Pence is not the only GOP lawmaker voicing support for the COVID-19 vaccine.
Senate GOP leader Mitch McConnell is using his campaign funds to run ads in Kentucky to encourage more people to get the COVID-19 jab.
Tennessee state GOP Rep. David Byrd, who last June voted for a resolution that accused the media of sensationalizing COVID-19, is also now encouraging people to get the vaccine.

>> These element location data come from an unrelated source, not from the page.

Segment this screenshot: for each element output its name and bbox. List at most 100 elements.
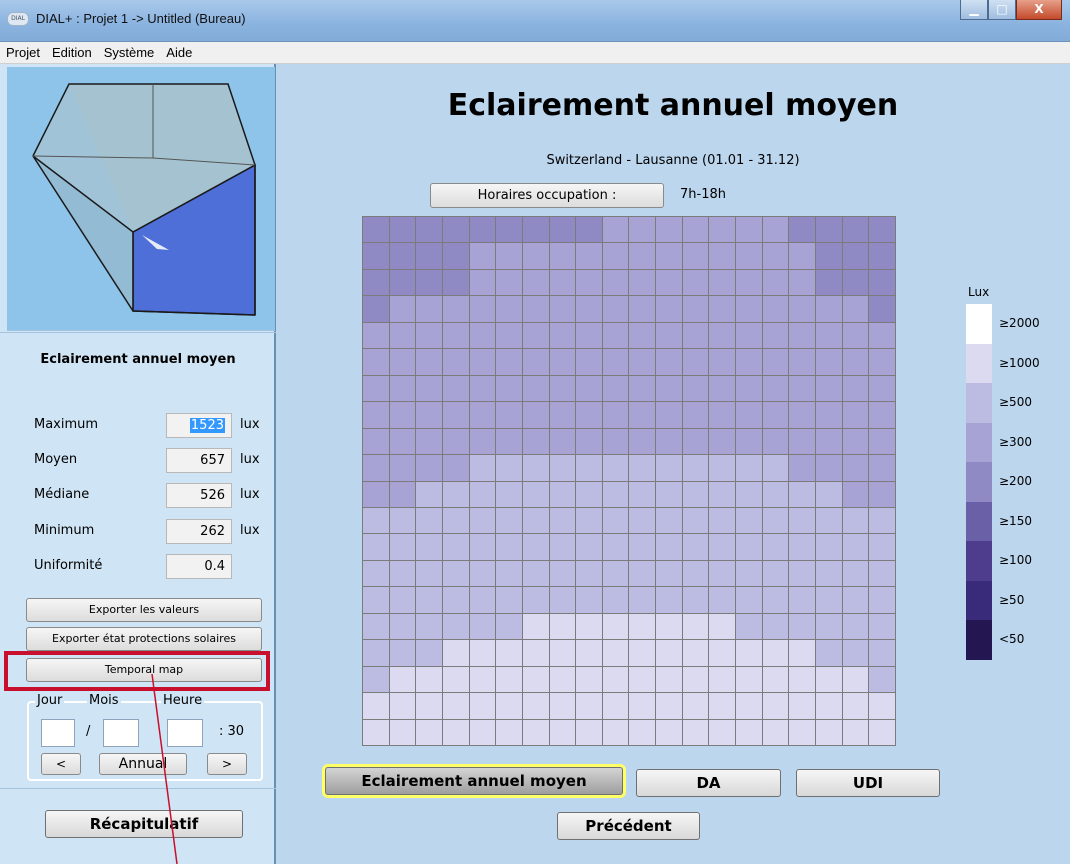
grid-cell xyxy=(442,560,469,587)
previous-day-button[interactable]: < xyxy=(41,753,81,775)
grid-cell xyxy=(469,455,496,481)
grid-cell xyxy=(442,481,469,507)
grid-cell xyxy=(389,613,416,640)
grid-cell xyxy=(576,587,602,613)
grid-cell xyxy=(576,534,602,560)
next-day-button[interactable]: > xyxy=(207,753,247,775)
grid-cell xyxy=(709,402,736,428)
tab-eclairement[interactable]: Eclairement annuel moyen xyxy=(325,767,623,795)
grid-cell xyxy=(762,322,789,349)
grid-cell xyxy=(656,349,682,375)
grid-cell xyxy=(656,217,682,243)
minimum-field[interactable]: 262 xyxy=(166,519,232,544)
horaires-button[interactable]: Horaires occupation : xyxy=(430,183,664,208)
mois-input[interactable] xyxy=(103,719,139,747)
legend-swatch xyxy=(966,422,992,462)
room-3d-preview[interactable] xyxy=(7,67,275,331)
moyen-field[interactable]: 657 xyxy=(166,448,232,473)
grid-cell xyxy=(602,455,629,481)
grid-cell xyxy=(442,296,469,322)
grid-cell xyxy=(602,243,629,269)
legend-title: Lux xyxy=(968,285,990,299)
grid-cell xyxy=(736,481,762,507)
grid-cell xyxy=(576,322,602,349)
grid-cell xyxy=(496,481,522,507)
tab-da[interactable]: DA xyxy=(636,769,781,797)
grid-cell xyxy=(629,587,656,613)
export-values-button[interactable]: Exporter les valeurs xyxy=(26,598,262,622)
grid-cell xyxy=(656,693,682,719)
menu-systeme[interactable]: Système xyxy=(104,45,155,60)
grid-cell xyxy=(629,402,656,428)
grid-cell xyxy=(549,507,576,534)
grid-cell xyxy=(469,719,496,745)
grid-cell xyxy=(522,296,549,322)
minimize-icon[interactable]: ▁ xyxy=(960,0,988,20)
export-protections-button[interactable]: Exporter état protections solaires xyxy=(26,627,262,651)
close-icon[interactable]: X xyxy=(1016,0,1062,20)
uniformite-field[interactable]: 0.4 xyxy=(166,554,232,579)
stat-moyen: Moyen 657 lux xyxy=(34,448,274,474)
grid-cell xyxy=(816,349,842,375)
grid-cell xyxy=(709,243,736,269)
grid-cell xyxy=(442,613,469,640)
grid-cell xyxy=(629,640,656,666)
grid-cell xyxy=(442,269,469,296)
room-box-icon xyxy=(32,83,256,316)
summary-button[interactable]: Récapitulatif xyxy=(45,810,243,838)
grid-cell xyxy=(816,217,842,243)
grid-cell xyxy=(442,693,469,719)
grid-cell xyxy=(629,560,656,587)
grid-cell xyxy=(682,693,709,719)
grid-cell xyxy=(496,428,522,455)
grid-cell xyxy=(416,455,442,481)
legend-label: ≥100 xyxy=(999,553,1032,567)
stat-minimum: Minimum 262 lux xyxy=(34,519,274,545)
grid-cell xyxy=(442,243,469,269)
grid-cell xyxy=(363,349,389,375)
grid-cell xyxy=(629,375,656,402)
legend-item: <50 xyxy=(966,620,1066,660)
menu-aide[interactable]: Aide xyxy=(166,45,192,60)
grid-cell xyxy=(469,375,496,402)
mediane-field[interactable]: 526 xyxy=(166,483,232,508)
grid-cell xyxy=(842,349,869,375)
grid-cell xyxy=(789,693,816,719)
grid-cell xyxy=(496,587,522,613)
jour-input[interactable] xyxy=(41,719,75,747)
grid-cell xyxy=(389,428,416,455)
grid-cell xyxy=(416,666,442,693)
grid-cell xyxy=(522,560,549,587)
grid-cell xyxy=(869,481,895,507)
grid-cell xyxy=(549,560,576,587)
menu-edition[interactable]: Edition xyxy=(52,45,92,60)
grid-cell xyxy=(869,719,895,745)
grid-cell xyxy=(602,534,629,560)
grid-cell xyxy=(736,587,762,613)
grid-cell xyxy=(522,481,549,507)
grid-cell xyxy=(416,613,442,640)
annual-button[interactable]: Annual xyxy=(99,753,187,775)
unit-label: lux xyxy=(240,452,260,467)
menu-projet[interactable]: Projet xyxy=(6,45,40,60)
grid-cell xyxy=(842,322,869,349)
grid-cell xyxy=(682,587,709,613)
grid-cell xyxy=(682,640,709,666)
grid-cell xyxy=(442,719,469,745)
tab-udi[interactable]: UDI xyxy=(796,769,940,797)
grid-cell xyxy=(629,613,656,640)
grid-cell xyxy=(442,375,469,402)
grid-cell xyxy=(416,217,442,243)
grid-cell xyxy=(656,613,682,640)
legend-item: ≥150 xyxy=(966,501,1066,541)
divider xyxy=(0,332,276,333)
previous-button[interactable]: Précédent xyxy=(557,812,700,840)
maximum-field[interactable]: 1523 xyxy=(166,413,232,438)
heure-input[interactable] xyxy=(167,719,203,747)
grid-cell xyxy=(389,534,416,560)
grid-cell xyxy=(549,534,576,560)
grid-cell xyxy=(656,560,682,587)
maximize-icon[interactable]: □ xyxy=(988,0,1016,20)
grid-cell xyxy=(682,666,709,693)
grid-cell xyxy=(762,349,789,375)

Byrd experienced organ failure and spent 55 days on a ventilator after catching the virus around Thanksgiving last year.
“I have never been against taking the Covid-19 vaccine, but I understand the concerns of those who are hesitant. To them, I would say Covid is real and it is very dangerous,” he said in a statement on July 30. “It is a disease that wants to kill us. Please take it seriously. Please consider getting vaccinated. This is an issue that should not divide us.”
Meanwhile, other GOP lawmakers – including Sen. Ron Johnson and Rep. Matt Gaetz – remain publicly opposed to the vaccine.
Johnson has said he will not get vaccinated. On a conservative podcast on July 21, he told host Lisa Boothe that he thought the vaccine program was “not rational.”
“It creeps me out that the government is wanting to push a vaccine in everybody’s arm, even those people that don’t need it,” Johnson said on the podcast. “Sorry Uncle Joe, I’m not signing up for that program.”
Insider also reported that Gaetz was heard mocking COVID-19 experts, claiming that he has the “Florida variant” and the “freedom variant.”
“You’ve had all the experts say, look out for the Delta variant or the Lambda variant,” he said to a crowd at an event in Largo, Florida. “Well, next it’ll be the Chi Omega variant or the Pi Kappa Psi variant.”
“I got the Florida variant. I got the freedom variant,” Gaetz said. “It affects the brain. It gets you to think for yourself where you don’t just surrender to the truth that they’re trying to create in corrupt big media.”
The US is seeing a surge in COVID-19 cases due to the contagious Delta variant. This has prompted the Centers for Disease Control and Prevention (CDC) to ask even the fully vaccinated to wear masks indoors to curb the spread.
According to the New York Times vaccine tracker, 49.9% of the US is fully vaccinated. The pace of vaccinations has dipped and now stands at an average of 699,000 doses administered per day. This is a 79% drop from the peak of 3.38 million doses per day that was recorded on April 13.